Consumo deve ser feito com moderação

Apesar dos potenciais benefícios observados em estudos científicos, especialistas reforçam que o vinho não deve ser encarado como tratamento médico ou estratégia isolada de prevenção de doenças.

A recomendação para adultos saudáveis que optam pelo consumo da bebida é que ela seja ingerida com moderação e, preferencialmente, durante as refeições.

Além disso, o consumo de bebidas alcoólicas não é indicado para gestantes, lactantes, crianças, adolescentes, pessoas com doenças hepáticas, histórico de dependência alcoólica ou que utilizem medicamentos com potencial de interação com o álcool.

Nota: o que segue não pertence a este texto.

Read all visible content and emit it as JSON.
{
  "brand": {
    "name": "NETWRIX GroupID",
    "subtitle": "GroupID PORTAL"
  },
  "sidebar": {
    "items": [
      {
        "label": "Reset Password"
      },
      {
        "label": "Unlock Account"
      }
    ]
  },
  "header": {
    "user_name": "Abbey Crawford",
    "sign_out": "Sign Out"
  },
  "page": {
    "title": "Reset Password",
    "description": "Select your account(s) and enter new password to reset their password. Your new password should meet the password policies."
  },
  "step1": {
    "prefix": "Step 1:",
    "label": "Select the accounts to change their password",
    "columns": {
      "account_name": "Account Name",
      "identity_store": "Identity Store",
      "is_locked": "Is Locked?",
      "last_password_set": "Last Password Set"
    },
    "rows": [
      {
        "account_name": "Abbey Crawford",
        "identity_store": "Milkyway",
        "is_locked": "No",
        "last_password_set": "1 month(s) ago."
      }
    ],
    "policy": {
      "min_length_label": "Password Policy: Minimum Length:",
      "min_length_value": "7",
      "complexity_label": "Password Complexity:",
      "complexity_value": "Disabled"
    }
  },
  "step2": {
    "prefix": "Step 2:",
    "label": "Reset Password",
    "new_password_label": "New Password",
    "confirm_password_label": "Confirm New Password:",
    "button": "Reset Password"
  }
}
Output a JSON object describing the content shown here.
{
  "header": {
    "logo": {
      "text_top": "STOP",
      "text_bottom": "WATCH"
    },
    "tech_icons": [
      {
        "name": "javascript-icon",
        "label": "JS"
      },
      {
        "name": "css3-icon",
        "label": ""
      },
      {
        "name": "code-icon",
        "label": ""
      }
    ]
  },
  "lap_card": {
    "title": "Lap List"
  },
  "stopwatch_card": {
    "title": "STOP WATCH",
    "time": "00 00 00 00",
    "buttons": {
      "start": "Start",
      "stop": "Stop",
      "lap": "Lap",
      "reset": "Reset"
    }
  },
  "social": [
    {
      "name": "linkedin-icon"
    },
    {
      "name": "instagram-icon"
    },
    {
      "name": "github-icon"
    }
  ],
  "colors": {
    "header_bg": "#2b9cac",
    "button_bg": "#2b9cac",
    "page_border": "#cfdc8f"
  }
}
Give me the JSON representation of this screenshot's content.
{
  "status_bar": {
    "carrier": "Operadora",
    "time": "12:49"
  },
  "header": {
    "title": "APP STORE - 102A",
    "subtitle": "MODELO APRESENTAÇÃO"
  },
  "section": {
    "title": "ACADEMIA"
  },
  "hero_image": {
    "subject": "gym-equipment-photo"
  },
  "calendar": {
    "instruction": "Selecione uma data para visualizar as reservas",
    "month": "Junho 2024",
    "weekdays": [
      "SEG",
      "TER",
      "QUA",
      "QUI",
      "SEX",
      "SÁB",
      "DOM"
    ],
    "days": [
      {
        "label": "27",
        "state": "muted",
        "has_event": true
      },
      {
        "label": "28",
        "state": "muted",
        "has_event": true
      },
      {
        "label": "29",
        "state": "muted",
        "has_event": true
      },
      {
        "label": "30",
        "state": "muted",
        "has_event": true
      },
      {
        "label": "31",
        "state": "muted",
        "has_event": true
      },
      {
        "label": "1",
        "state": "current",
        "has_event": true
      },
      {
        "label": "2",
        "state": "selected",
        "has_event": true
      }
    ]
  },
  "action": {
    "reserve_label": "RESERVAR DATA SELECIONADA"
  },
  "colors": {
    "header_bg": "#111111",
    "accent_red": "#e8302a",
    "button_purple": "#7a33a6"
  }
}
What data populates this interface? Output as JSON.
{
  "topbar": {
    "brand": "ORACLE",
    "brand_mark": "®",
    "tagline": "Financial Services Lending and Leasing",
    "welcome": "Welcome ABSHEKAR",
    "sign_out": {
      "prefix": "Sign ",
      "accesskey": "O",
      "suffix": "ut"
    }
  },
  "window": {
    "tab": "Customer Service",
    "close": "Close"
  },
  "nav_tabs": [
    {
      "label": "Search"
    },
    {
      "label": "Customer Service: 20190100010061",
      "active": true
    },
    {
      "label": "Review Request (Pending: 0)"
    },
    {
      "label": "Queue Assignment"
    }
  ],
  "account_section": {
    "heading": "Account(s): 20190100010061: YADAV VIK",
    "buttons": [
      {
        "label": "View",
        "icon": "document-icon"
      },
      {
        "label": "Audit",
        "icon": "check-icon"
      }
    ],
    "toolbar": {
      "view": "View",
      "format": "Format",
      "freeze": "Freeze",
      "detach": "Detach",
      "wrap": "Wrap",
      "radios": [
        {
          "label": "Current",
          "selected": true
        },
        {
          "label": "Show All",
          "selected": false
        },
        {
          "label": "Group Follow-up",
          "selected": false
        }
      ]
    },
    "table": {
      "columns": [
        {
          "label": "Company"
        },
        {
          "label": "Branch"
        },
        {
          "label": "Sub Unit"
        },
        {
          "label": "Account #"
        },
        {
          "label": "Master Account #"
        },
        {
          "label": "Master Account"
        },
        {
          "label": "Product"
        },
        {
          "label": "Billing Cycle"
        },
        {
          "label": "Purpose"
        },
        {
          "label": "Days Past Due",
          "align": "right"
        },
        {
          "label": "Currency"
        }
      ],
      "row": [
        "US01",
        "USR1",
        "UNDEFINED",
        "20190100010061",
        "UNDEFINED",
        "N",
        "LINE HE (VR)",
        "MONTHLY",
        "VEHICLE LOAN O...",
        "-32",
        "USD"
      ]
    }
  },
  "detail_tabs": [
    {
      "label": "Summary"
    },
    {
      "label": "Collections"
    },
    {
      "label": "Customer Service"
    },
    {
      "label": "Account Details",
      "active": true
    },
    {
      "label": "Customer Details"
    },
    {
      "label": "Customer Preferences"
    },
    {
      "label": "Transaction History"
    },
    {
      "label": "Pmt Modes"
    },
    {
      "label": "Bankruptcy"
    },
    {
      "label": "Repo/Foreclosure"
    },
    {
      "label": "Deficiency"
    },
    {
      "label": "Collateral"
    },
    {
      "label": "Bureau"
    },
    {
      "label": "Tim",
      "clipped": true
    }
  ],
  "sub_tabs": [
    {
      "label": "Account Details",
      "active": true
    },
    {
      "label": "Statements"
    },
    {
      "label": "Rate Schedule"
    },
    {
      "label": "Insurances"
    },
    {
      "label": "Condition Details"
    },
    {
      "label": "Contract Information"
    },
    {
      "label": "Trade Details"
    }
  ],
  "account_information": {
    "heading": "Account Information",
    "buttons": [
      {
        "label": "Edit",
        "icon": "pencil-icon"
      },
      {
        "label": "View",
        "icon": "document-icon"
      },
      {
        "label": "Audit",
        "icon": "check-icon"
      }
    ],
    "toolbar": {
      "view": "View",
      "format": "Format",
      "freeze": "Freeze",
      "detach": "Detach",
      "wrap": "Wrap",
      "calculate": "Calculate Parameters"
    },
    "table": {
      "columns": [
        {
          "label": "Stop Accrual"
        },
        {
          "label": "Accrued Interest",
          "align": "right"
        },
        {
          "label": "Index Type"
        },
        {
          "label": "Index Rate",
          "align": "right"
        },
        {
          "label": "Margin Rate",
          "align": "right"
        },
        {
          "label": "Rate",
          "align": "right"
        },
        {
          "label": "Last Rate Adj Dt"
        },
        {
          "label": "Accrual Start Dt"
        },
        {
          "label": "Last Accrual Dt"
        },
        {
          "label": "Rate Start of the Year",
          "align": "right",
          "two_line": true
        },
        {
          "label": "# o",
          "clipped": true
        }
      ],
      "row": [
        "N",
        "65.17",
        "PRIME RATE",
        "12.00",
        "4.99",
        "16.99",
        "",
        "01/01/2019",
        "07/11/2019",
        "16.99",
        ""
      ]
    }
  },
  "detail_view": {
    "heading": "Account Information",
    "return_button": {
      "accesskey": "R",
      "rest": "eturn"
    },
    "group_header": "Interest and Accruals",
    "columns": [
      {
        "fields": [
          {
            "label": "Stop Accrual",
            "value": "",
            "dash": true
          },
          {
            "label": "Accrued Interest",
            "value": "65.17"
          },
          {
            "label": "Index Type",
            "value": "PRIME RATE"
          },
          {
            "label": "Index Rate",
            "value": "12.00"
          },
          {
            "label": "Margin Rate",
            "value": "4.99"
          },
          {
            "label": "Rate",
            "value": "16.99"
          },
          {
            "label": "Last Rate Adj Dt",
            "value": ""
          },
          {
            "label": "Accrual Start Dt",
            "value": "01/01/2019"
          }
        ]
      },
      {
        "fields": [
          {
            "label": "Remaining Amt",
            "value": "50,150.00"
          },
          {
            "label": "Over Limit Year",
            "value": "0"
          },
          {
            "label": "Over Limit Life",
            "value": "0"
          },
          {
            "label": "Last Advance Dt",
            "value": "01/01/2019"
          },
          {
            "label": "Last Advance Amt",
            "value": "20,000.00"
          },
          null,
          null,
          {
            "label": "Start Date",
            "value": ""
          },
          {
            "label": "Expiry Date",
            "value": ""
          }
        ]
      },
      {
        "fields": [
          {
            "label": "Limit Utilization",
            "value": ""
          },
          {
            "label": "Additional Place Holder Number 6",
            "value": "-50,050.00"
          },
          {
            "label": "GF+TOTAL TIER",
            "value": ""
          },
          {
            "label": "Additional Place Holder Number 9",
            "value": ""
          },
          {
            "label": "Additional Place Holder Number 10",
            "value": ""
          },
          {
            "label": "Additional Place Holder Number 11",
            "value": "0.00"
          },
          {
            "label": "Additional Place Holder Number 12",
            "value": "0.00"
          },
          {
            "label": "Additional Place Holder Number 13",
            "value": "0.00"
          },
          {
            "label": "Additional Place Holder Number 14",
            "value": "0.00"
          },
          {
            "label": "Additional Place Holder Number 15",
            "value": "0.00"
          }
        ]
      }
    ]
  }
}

Setor vê oportunidades para os próximos anos

Com recorde de consumo, expansão dos vinhedos e fortalecimento da produção nacional, a cadeia vitivinícola brasileira entra em uma nova fase de crescimento.

A combinação entre aumento da demanda, valorização dos produtos nacionais e investimentos em tecnologia e qualidade cria perspectivas favoráveis para produtores rurais, cooperativas e vinícolas, consolidando o vinho como uma das cadeias agroindustriais de maior potencial de agregação de valor dentro do agronegócio brasileiro.